Keempat fungsi tersebut saling terkait satu dengan yang lain. Dalam sistem
usaha tani yang dijalankan oleh petani, fungsi-fungsi tersebut harus mampu
berjalan secara optimal agar keberhasilan usahatani dapat terwujud.
Tantangan Usahatani Era ke Depan
Keberhasilan usahatani pada saat ini maupun pada era ke depan masih tetap
akan menjadi tumpuan utama pembangunan di Indonesia. Beberapa tantangan
yang mesti dihadapi pembangunan pertanian antara lain mempertahankan dan
meningkatkan keberhasilan usahatani. Hal ini karena sebagian besar penduduk
sangat bergantung tingkat kesejahteraannya dari hasil usaha pertanian. Kelemahan
internal usahatani yang perlu dihadapi antara lain adalah sumberdaya manusia
rendah, penguasaan ilmu dan pengetahuan relatif kurang, penguasaan lahan
semakin sempit, kesuburan lahan pertanian yang semakin menurun, modal untuk
pemasaran tidak menjamin insentif yang layak bagi petani (Puslitbang Sosek,
2004). Lebih lanjut Sumardjo (1999) mengemukakan bahwa tantangan lain adalah
bersumber dari keragaman kualitas petani dan sumberdaya alam yang etrsedia
serta meningkatnya selera konsumen (pasar) terhadap kualitas produksi pertanian
yang menyangkut aspek kesehatan dan harga yang bersaing.

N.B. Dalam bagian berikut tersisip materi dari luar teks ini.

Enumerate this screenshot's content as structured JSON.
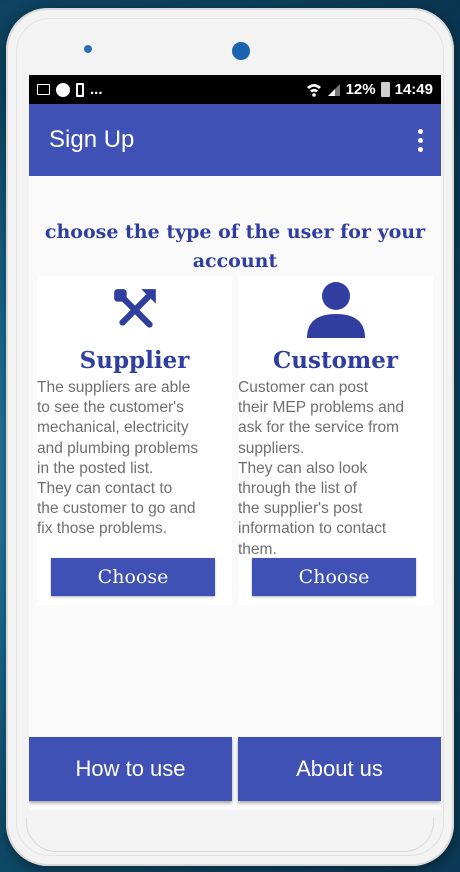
{
  "status_bar": {
    "battery": "12%",
    "time": "14:49",
    "overflow_text": "..."
  },
  "app_bar": {
    "title": "Sign Up"
  },
  "heading": "choose the type of the user for your account",
  "cards": [
    {
      "title": "Supplier",
      "icon": "tools-icon",
      "description": "     The suppliers are able\nto see the customer's\nmechanical, electricity\nand plumbing problems\nin the posted list.\n     They can contact to\nthe customer to go and\nfix those problems.",
      "button": "Choose"
    },
    {
      "title": "Customer",
      "icon": "person-icon",
      "description": "     Customer can post\ntheir MEP problems and\nask for the service from\nsuppliers.\n     They can also look\nthrough the list of\nthe supplier's post\ninformation to contact\nthem.",
      "button": "Choose"
    }
  ],
  "bottom_buttons": {
    "how_to_use": "How to use",
    "about_us": "About us"
  },
  "colors": {
    "primary": "#3f51b5",
    "heading": "#303f9f",
    "status_bar": "#000000"
  }
}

Tantangan lain yang datang dari sisi eksternal adalah ancaman dari luar
negeri akibat globalisasi sehingga berbagai bentuk seperti perdagangan bebas
dunia dan perdagangan gelap antara lain penyeludupan maupun bentuk barang
yang dipalsukan.
Untuk menghadapi tantang tersebut perlu berbagai upaya antara lain dengan
meningkatkan daya-daya yang melekat pada pribadi petani sebagai pelaku utama
pengelola sumber daya pertanian agar kapasitas yang dimiliki petani meningkat
sehingga dapat bertahan dan berhasil dalam menjalan usahatani. Pemikiran yang
perlu untuk meningkatkan daya-daya pada pribadi petani selain terkait dengan
kegiatan produksi juga mesti dikaitkan dengan ketersedian inovasi, informasi dan
pasar. Oleh karena itu perlu dikembangkan daya-daya pada pribadi petani agar
menguasai dalam mengidentifikasi potensi, pemanfataan peluang yang diperoleh,
dapat mengatasi permasalahan kegiatan usahatani dan dapat menjaga sumberdaya
usahatani yang berkelanjutan. Selain itu menurut Sumardjo (1999) perlu
dikembangkan kemandirian petani dalam melakukan usahataninya melalui proses
belajar mandiri.
Petani dan Karakteristiknya
Secara umum petani dapat diberi pengertian adalah seseorang yang bekerja
untuk memenuhi kebutuhan hidupnya dari kegiatan usaha pertanian baik yang
berupa usaha pertian di bidang tanaman pangan, hortikultura, perkebunan,
peternakan dan perikanan. Batasan petani menurut Departemen Pertanian
Republik Indonesia (2002) adalah pelaku utama agribisnis, baik agribisnis
monokultur maupun polikultur dari komoditas tanaman pangan, hortikultura,
batasan bahwa petani adalah manusia yang bekerja memelihara tanaman dan atau
hewan untuk diambil manfaatnya guna menghasilkan pendapatan. Lebih lanjut
Wolf (1985) memberikan batasa petani adalah orang desa yang bercocok-tanam
artinya mereka bercocoktanam dan beternak di daerah perdesaan, tidak di dalam
ruangan-ruangan tertutup (greenhouse) di tengah-tengah kota atau dalam kotak-kotak yang diletakkan di atas ambang jendela. Dari aspek tempat tinggal, secara
umum petani tinggal di daerah perdesaan, dan juga di daerah-daerah pinggiran
kota. Pekerjaan pokok yang dilakukan untuk mempertahankan kelangsungan
hidup mereka adalah di bidang pertanian. Oleh karena itu umumnya pekerjaan
petani terkait dengan penguasaan atau pemanfaatan lahan (tanah).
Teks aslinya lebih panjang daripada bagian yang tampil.